What Are FRBs? The Discovery of Mysterious Signals From the Cosmos

Flashes of Light 
Already, that growing snowbank of data has produced some surprises. The latest twist in the FRB story came from a project at the Australian Square Kilometer Array Pathfinder (ASKAP) radio telescope in October, when astronomers announced the discovery of 20 bright FRBs, nearly doubling the total number known at the time.

“We chose 50 [locations] all over the sky very carefully and hammered them for hundreds of hours of observing to see if we could find another repeater,” says Keith Bannister, one of the scientists involved in the survey. None of the 20 repeated — but that wasn’t the big deal.

When the ASKAP team compared its FRBs with others from Parkes Observatory, it found an interesting connection. The ASKAP FRBs were all brighter but had lower DMs, meaning they were all closer as well. This makes sense: On a foggy night, a flashlight that’s closer appears brighter. You could even measure how far away it is by studying its relative brightness. ASKAP’s data showed that FRBs follow the same pattern.
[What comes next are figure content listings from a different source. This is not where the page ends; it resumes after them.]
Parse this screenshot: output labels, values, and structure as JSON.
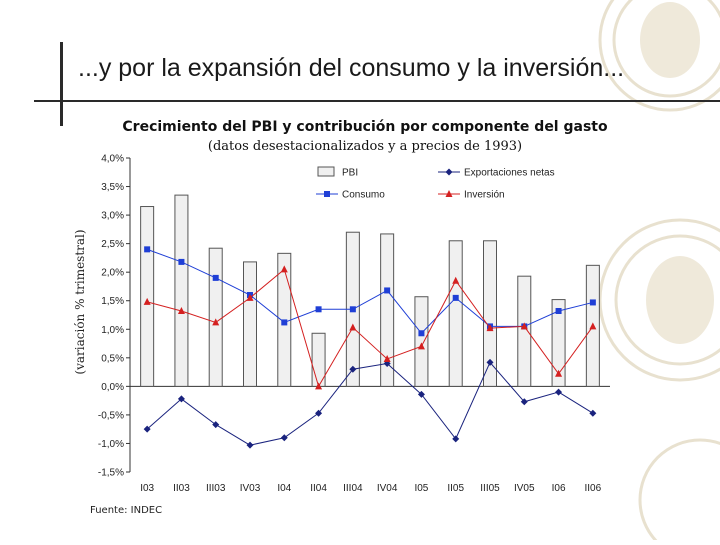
{
  "slide": {
    "title": "...y por la expansión del consumo y la inversión..."
  },
  "colors": {
    "bar_fill": "#f0f0f0",
    "bar_stroke": "#555555",
    "consumo": "#1f3fd6",
    "exportaciones": "#1a237e",
    "inversion": "#d42020"
  },
  "chart_data": {
    "type": "bar+line",
    "title": "Crecimiento del PBI y contribución por componente del gasto",
    "subtitle": "(datos desestacionalizados y a precios de 1993)",
    "ylabel": "(variación % trimestral)",
    "ylim": [
      -1.5,
      4.0
    ],
    "yticks": [
      "4,0%",
      "3,5%",
      "3,0%",
      "2,5%",
      "2,0%",
      "1,5%",
      "1,0%",
      "0,5%",
      "0,0%",
      "-0,5%",
      "-1,0%",
      "-1,5%"
    ],
    "ytick_values": [
      4.0,
      3.5,
      3.0,
      2.5,
      2.0,
      1.5,
      1.0,
      0.5,
      0.0,
      -0.5,
      -1.0,
      -1.5
    ],
    "categories": [
      "I03",
      "II03",
      "III03",
      "IV03",
      "I04",
      "II04",
      "III04",
      "IV04",
      "I05",
      "II05",
      "III05",
      "IV05",
      "I06",
      "II06"
    ],
    "series": [
      {
        "name": "PBI",
        "kind": "bar",
        "values": [
          3.15,
          3.35,
          2.42,
          2.18,
          2.33,
          0.93,
          2.7,
          2.67,
          1.57,
          2.55,
          2.55,
          1.93,
          1.52,
          2.12
        ]
      },
      {
        "name": "Exportaciones netas",
        "kind": "line",
        "marker": "diamond",
        "values": [
          -0.75,
          -0.22,
          -0.67,
          -1.03,
          -0.9,
          -0.47,
          0.3,
          0.4,
          -0.14,
          -0.92,
          0.42,
          -0.27,
          -0.1,
          -0.47
        ]
      },
      {
        "name": "Consumo",
        "kind": "line",
        "marker": "square",
        "values": [
          2.4,
          2.18,
          1.9,
          1.6,
          1.12,
          1.35,
          1.35,
          1.68,
          0.93,
          1.55,
          1.05,
          1.05,
          1.32,
          1.47
        ]
      },
      {
        "name": "Inversión",
        "kind": "line",
        "marker": "triangle",
        "values": [
          1.48,
          1.32,
          1.12,
          1.55,
          2.05,
          0.0,
          1.03,
          0.48,
          0.7,
          1.85,
          1.02,
          1.05,
          0.22,
          1.05
        ]
      }
    ],
    "legend": {
      "position": "top-right",
      "items": [
        "PBI",
        "Exportaciones netas",
        "Consumo",
        "Inversión"
      ]
    },
    "source": "Fuente: INDEC"
  }
}
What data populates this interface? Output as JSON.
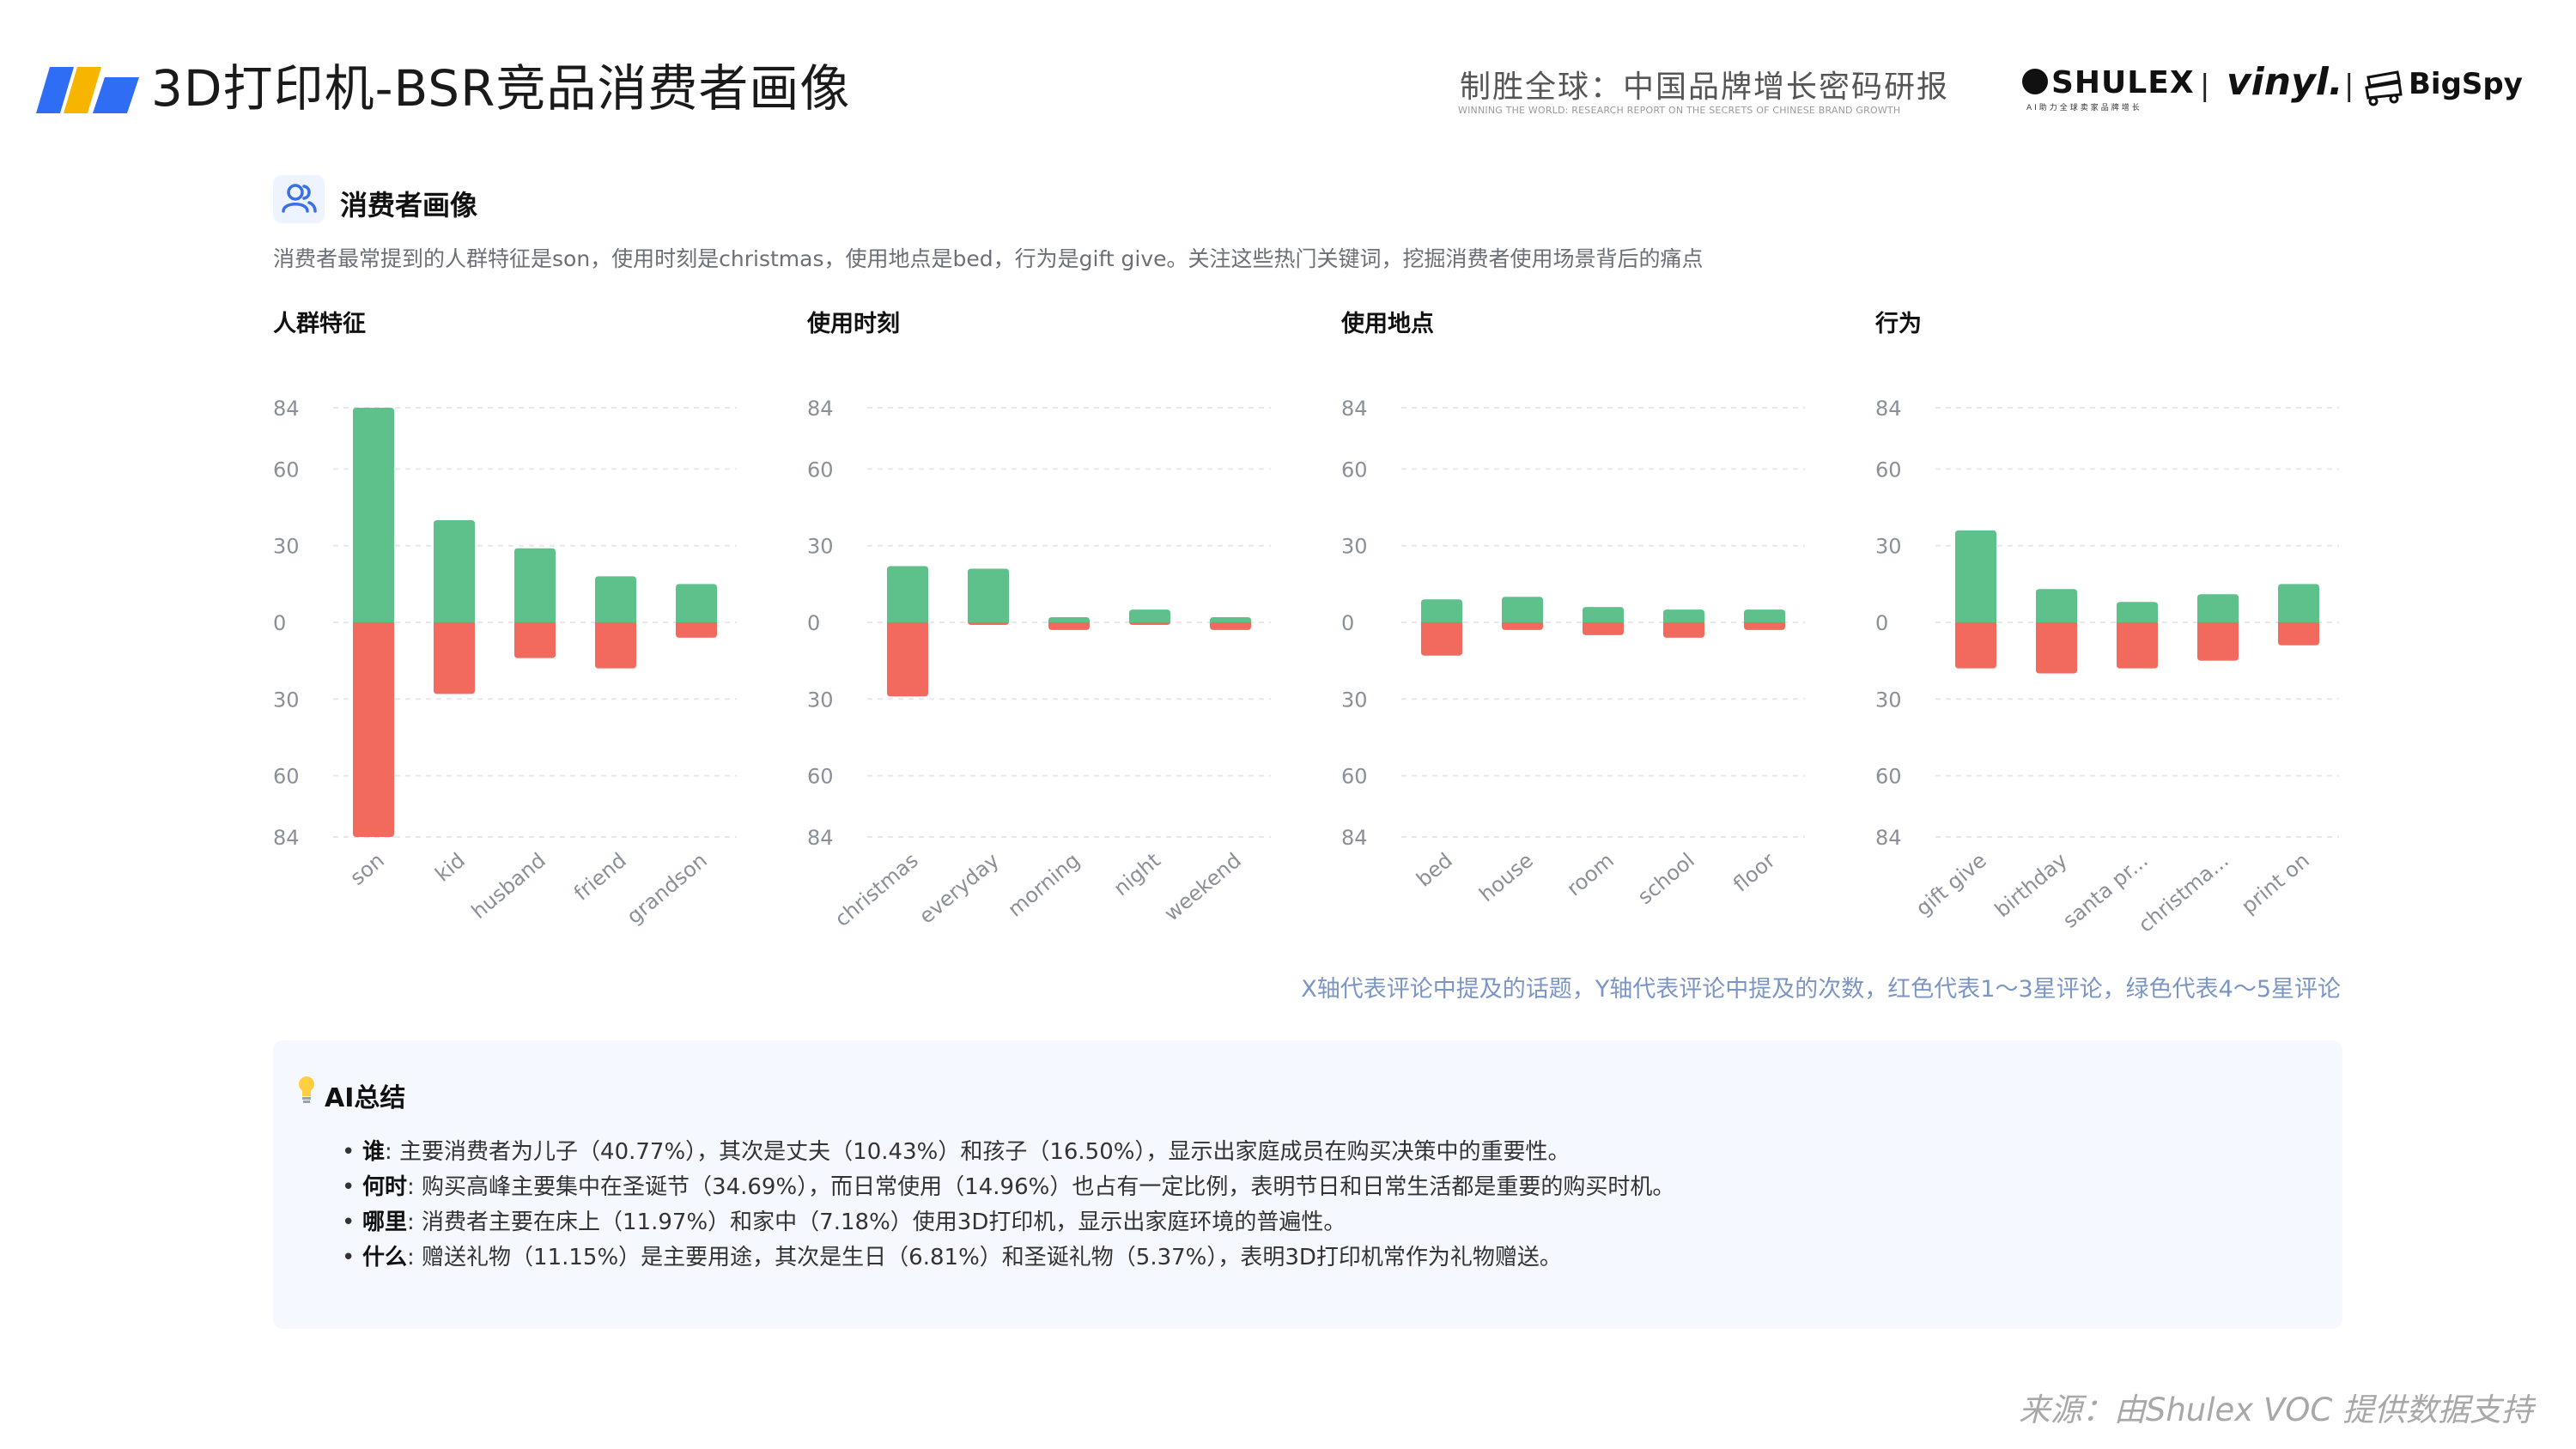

But imagine if you saw a flashlight at a distance you knew precisely, but it appeared much fainter than it should have. If nothing else had changed, you’d wonder if you were looking at a second, different flashlight. The repeater, FRB 121102, is that second flashlight: While all non-repeating FRBs appear to follow the same pattern in DM and brightness that ASKAP established, the repeater appears far fainter than expected at its DM.

This has left many astronomers scratching their heads. Could different phenomena create one-off and repeating FRBs?

“Whether all FRBs are the same is really an open question,” says Bannister. “I try not to be opinionated as a scientist; I like to just go off and measure. But . . . my gut feeling is we end up finding two versions [of FRBs].” It wouldn’t be the first time astronomers turned one discovery into two. (See “Out of One, Many,” below.)

Mysterious Messengers 
For every answer about FRBs, the data have provided us with several new questions. Do they all repeat? Is there any pattern in the repetition? Are they all even the same type of phenomenon? “There are more theories than bursts,” Lorimer would quip before the recent flood of FRBs, “and nobody knows for sure.”

Kaspi goes even further. “I’m very puzzled by it,” she says, “and I think there’s a lot of possibility, including things that we can’t imagine right now.” Perhaps young neutron stars are more energetic than anyone expects, or maybe FRBs involve physics we don’t understand, or the bursts could require conditions so rare that it turns out nothing in our galactic neighborhood sets them off. Extraordinary claims, of course, require extraordinary evidence, but FRBs definitely fit that bill.

Even better, FRB signals, regardless of what causes them, may be useful in deciphering mysteries about the universe, thanks to the vast distances they travel. New research suggests the bursts could be a new way to learn about the relatively unstudied and sparse material that lies between galaxies by studying the dispersion measures they cause. Researchers may even detect the existence of magnetic fields out there, a phenomenon about which we currently know almost nothing.

Despite all the lingering questions, at least one thing is clear: The FRB era of astronomy has arrived.